= Don Ranson =

Australian archaeologist

Don Ranson is an Australian archaeologist who played an important role in the discovery and recognition of the antiquity of Aboriginal archaeology in Tasmania.

This discovery has been documented in many subsequent histories of Tasmanian Archaeology, including that dedicated to the expedition itself, as well as video documentaries of the find.

==Biography==

Ranson was born in Sheffield, England, subsequently migrating to Australia and undertaking his PhD fieldwork in 1978 on the excavation of one hut depression in a cluster of three at Sundown Point, Tasmania.

Ranson was one of the people credited with the discovery of Fraser Cave (later renamed Kutikina Cave), with Rhys Jones in Tasmania's West Coast, which established the Pleistocene occupation of the Tasmanian highlands.

In the 1990s he was senior archaeologist with the Department of Parks, Wildlife and Heritage Tasmania. He has most recently been with the Aboriginal Heritage Office, in the Cultural Heritage Branch, DPIWE, Tasmania.
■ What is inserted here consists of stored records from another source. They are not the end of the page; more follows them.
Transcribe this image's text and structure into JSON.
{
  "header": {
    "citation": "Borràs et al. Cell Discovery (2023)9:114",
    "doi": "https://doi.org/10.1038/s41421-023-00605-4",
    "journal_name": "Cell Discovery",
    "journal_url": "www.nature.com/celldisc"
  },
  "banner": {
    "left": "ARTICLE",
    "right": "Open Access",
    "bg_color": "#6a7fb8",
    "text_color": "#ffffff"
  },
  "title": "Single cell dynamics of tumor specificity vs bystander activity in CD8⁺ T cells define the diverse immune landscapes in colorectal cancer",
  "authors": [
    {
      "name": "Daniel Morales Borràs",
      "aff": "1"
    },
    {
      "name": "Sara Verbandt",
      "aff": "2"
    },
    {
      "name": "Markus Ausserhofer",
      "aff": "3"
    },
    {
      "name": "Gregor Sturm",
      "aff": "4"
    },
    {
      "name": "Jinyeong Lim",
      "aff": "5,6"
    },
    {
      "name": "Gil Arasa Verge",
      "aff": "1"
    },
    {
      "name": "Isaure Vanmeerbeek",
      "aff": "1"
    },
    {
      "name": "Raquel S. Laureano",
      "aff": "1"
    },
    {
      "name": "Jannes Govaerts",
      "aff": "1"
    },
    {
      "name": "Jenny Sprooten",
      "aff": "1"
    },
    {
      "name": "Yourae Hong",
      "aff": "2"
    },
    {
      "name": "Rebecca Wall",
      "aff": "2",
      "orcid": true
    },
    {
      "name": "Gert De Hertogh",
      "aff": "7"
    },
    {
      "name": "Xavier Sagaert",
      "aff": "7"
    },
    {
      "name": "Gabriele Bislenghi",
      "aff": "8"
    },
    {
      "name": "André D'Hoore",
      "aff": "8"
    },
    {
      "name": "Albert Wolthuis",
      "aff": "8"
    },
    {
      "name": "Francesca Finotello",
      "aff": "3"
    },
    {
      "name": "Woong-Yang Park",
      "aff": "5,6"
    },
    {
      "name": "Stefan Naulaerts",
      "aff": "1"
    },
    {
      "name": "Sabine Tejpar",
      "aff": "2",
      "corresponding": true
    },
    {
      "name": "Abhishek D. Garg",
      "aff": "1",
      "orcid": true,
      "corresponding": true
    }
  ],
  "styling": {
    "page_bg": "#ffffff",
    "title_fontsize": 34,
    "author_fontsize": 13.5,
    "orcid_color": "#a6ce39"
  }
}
Ranson was also a pioneer of the application of remote sensing techniques for the discovery of archaeological sites in Australia, one example being applied to the Aboriginal burials at Wybellina.

==Selected publications==

- A preliminary examination of prehistoric coastal settlement at Nelson Bay, West coast of Tasmania 1978–09
- New evidence from Fraser Cave for glacial age man in south-west Tasmania, Nature 1983.
- A teacher's guide to archaeology. Smith, Andrew & Ranson, Don & Morrison, Richard & Tasmania. Department of Lands, Parks and Wildlife (1987).